Needless to say, Noyes was not eager to spotlight that finding. In addition to burying the hard numbers, the graphics that accompany his piece serve up only numbers for the three channels combined, without any breakdown by network.
Noyes continued to spin away the numbers by focusing his expressed criticism on CNN and MSNBC, though he again had to admit that “news” content on Fox News has plummeted:
Eight years ago, the Pew Research Center studied cable news and found that “factual reporting” amounted to a bare majority of CNN’s content (54%), vs. 45 percent of Fox News and a scant 15 percent of MSNBC’s programming, with the rest consisting of “commentary and opinion.” Now, it seems, the other networks have caught up to MSNBC in jettisoning their hard news mission in favor of inundating their audiences with endless political chattering.
Back in 2019, CNN’s media reporter Brian Stelter tried to defend this trend as something that was needed in the age of Trump: “These days, cable news is primarily a 24/7 talk show about politics and other stories.
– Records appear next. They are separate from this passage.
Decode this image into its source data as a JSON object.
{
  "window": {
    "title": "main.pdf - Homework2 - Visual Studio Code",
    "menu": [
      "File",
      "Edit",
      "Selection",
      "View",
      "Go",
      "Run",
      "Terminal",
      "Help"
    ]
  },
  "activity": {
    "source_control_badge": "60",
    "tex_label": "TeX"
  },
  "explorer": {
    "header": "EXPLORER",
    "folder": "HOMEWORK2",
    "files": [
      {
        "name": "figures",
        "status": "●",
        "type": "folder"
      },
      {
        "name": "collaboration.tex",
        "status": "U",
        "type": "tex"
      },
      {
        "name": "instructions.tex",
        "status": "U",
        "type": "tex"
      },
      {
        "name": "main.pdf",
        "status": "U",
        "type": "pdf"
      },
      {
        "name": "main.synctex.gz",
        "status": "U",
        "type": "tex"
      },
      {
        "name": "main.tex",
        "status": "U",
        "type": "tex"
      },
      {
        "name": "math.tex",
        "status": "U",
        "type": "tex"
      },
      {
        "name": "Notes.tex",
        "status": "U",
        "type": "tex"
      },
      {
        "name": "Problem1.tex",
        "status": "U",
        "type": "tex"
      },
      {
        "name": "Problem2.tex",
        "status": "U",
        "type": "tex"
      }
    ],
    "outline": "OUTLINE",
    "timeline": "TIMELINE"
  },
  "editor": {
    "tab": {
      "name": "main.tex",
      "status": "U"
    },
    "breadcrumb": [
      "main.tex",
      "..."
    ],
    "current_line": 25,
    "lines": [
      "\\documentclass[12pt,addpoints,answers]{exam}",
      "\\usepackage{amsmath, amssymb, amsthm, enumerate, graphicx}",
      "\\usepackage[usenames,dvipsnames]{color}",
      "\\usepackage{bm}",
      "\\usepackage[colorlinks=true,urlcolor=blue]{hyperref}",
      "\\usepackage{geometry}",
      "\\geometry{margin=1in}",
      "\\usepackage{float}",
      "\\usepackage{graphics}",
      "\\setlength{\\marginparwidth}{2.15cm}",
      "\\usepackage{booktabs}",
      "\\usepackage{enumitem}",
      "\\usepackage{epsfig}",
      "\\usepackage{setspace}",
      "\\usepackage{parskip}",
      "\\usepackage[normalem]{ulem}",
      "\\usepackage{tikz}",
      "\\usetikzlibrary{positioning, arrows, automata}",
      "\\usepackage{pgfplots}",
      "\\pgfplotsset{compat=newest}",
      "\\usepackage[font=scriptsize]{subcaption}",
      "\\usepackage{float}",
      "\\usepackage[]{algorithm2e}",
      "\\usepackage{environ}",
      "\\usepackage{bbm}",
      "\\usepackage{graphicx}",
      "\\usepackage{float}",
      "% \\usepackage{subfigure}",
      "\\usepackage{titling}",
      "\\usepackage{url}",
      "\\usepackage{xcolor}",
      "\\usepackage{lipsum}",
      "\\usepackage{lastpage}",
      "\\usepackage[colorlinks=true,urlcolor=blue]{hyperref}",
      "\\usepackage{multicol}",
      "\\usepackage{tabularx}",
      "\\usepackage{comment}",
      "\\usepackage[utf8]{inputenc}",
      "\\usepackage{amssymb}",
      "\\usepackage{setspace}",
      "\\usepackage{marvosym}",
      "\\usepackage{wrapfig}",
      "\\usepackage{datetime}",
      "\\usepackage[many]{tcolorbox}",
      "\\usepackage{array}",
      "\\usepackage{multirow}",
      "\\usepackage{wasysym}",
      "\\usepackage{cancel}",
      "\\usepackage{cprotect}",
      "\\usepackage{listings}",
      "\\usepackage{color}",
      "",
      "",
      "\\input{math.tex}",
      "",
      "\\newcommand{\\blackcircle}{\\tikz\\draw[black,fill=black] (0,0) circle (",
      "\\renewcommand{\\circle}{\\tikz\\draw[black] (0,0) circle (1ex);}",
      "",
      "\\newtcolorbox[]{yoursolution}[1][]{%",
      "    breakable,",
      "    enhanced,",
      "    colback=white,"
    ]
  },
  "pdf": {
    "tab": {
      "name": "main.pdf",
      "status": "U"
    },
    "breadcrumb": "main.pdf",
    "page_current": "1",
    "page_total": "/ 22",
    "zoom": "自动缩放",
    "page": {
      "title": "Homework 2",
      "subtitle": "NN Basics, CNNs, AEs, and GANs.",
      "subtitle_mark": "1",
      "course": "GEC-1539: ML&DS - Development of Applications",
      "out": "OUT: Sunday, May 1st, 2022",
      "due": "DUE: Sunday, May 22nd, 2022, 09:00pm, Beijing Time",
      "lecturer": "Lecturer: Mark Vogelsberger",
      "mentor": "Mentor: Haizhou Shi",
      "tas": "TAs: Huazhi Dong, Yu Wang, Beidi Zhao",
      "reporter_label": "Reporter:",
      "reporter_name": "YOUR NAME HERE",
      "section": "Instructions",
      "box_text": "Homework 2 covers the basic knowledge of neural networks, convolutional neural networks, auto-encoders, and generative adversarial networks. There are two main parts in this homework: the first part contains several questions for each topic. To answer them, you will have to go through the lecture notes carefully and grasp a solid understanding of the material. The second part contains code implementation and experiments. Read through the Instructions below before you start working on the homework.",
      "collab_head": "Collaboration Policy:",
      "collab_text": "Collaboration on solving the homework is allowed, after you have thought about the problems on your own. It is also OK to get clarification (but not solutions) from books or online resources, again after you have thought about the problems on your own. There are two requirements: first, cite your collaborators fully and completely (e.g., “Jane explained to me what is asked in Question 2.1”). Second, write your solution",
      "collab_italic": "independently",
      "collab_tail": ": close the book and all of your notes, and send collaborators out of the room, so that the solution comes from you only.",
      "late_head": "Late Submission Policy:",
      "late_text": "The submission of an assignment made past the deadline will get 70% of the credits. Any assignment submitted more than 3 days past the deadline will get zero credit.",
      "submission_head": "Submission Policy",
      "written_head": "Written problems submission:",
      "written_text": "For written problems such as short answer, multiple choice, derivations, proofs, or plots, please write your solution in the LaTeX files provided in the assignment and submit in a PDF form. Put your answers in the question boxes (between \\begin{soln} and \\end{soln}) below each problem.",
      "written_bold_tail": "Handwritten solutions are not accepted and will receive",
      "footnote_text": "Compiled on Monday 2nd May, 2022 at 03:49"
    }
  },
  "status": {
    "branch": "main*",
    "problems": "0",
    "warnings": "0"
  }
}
I say politics first, because you know, especially in the past three years, all things Trump has been the focus….Cable news has had to evolve….There’s less of a need for headlines, and more of a need for talk about the news, analysis of the news.”
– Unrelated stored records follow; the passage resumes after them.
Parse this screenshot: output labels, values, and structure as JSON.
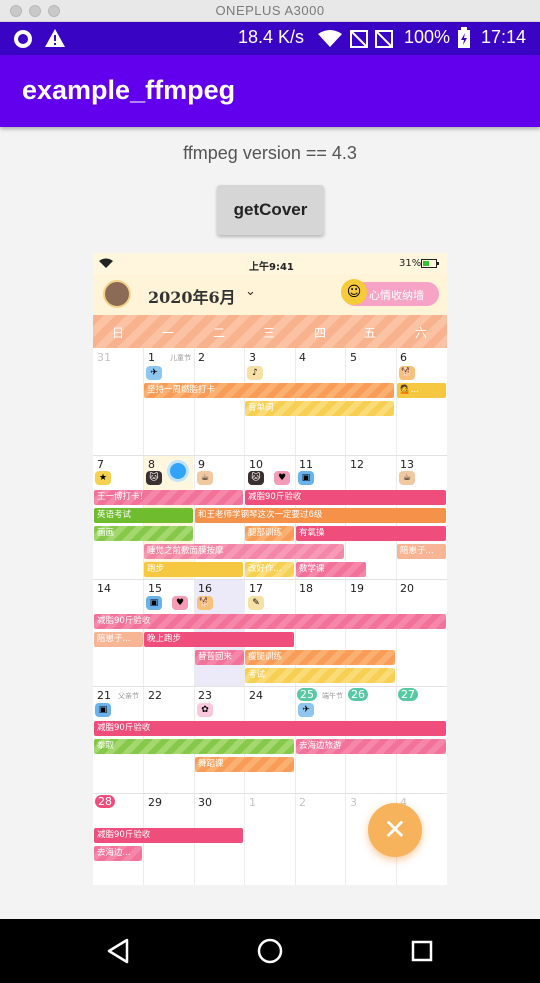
{
  "window": {
    "title": "ONEPLUS A3000"
  },
  "status_bar": {
    "speed": "18.4 K/s",
    "battery": "100%",
    "time": "17:14"
  },
  "app": {
    "title": "example_ffmpeg",
    "version_text": "ffmpeg version == 4.3",
    "button_label": "getCover"
  },
  "preview": {
    "ios_time": "上午9:41",
    "ios_battery": "31%",
    "month_title": "2020年6月",
    "mood_button": "心情收纳墙",
    "weekdays": [
      "日",
      "一",
      "二",
      "三",
      "四",
      "五",
      "六"
    ],
    "days": {
      "r1": [
        "31",
        "1",
        "2",
        "3",
        "4",
        "5",
        "6"
      ],
      "r2": [
        "7",
        "8",
        "9",
        "10",
        "11",
        "12",
        "13"
      ],
      "r3": [
        "14",
        "15",
        "16",
        "17",
        "18",
        "19",
        "20"
      ],
      "r4": [
        "21",
        "22",
        "23",
        "24",
        "25",
        "26",
        "27"
      ],
      "r5": [
        "28",
        "29",
        "30",
        "1",
        "2",
        "3",
        "4"
      ]
    },
    "holidays": {
      "childrens_day": "儿童节",
      "fathers_day": "父亲节",
      "dragon_boat": "端午节"
    },
    "events": {
      "e1": "坚持一周燃脂打卡",
      "e2": "背单词",
      "e3": "王一博打卡！",
      "e4": "减脂90斤验收",
      "e5": "英语考试",
      "e6": "和王老师学钢琴这次一定要过6级",
      "e7": "画画",
      "e8": "腿部训练",
      "e9": "有氧操",
      "e10": "睡觉之前敷面膜按摩",
      "e11": "陪崽子...",
      "e12": "跑步",
      "e13": "改好作...",
      "e14": "数学课",
      "e15": "减脂90斤验收",
      "e16": "陪崽子...",
      "e17": "晚上跑步",
      "e18": "替普回来",
      "e19": "瘦腿训练",
      "e20": "考试",
      "e21": "减脂90斤验收",
      "e22": "拳取",
      "e23": "去海边旅游",
      "e24": "舞蹈课",
      "e25": "减脂90斤验收",
      "e26": "去海边..."
    }
  }
}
Now in 2021, in the age of Joe Biden, what used to be “cable news” is still a “24/7 talk show about politics and other stories.” The question is, does anyone really “need” more talk about the news?
Note that Noyes absolutely refused to call out Fox News’ precipitous decline in “news” content — presumably because he agrees with the opinion content that replaced it.
That was accompanied by a separate study on broadcast news that seems to illustrate a hard truth about those outlets the MRC is paid to try and destroy:
This might be a surprise — if you want traditional “hard news” served up in an efficient 30-minute package, the best place to find it may still be one of the Big Three evening newscasts, where more than 70 percent of the typical broadcast fits the definition of old-fashioned reporting. And, compared to cable news, ABC, CBS and NBC present viewers with news about a much wider array of topics.
[…]Broadcast news also has a far more varied menu than cable. While politics utterly dominates cable, it was only the third most frequent topic in our survey of ABC, CBS and NBC morning and evening news shows. Health news (mostly the pandemic) accounted for 18.8 percent of all airtime, followed by crime (14.7%) and only then reaching U.S. politics (13.9%).
Noyes concluded:
Neither this study nor our matching study of cable “news” were designed to rate the bias or the quality of the programming on these networks. Our goal was merely to quantify the changes we’ve seen over the years, especially in cable news, as journalists have moved away from “just the facts” reporting in favor of perpetual roundtable analysis of current events, mostly politics.
But as tens of thousands of other articles on NewsBusters have amply documented, there’s nothing about this shift in format that has meant better, fairer, or less biased coverage for those who watch the news. Indeed, as cable news has increasingly shoved fact-based reporting aside, what’s left is little more than hours of predictable commentary from hosts and guests alike.
Of course, none of those “tens of thousands” of NewsBustsers articles complain about the obvious bias and unfairness that permeates Fox News. If the MRC ever sees fit to attack bias on Fox News the way it does against the “liberal media,” maybe then it can be considered a legitimate “media research” organization.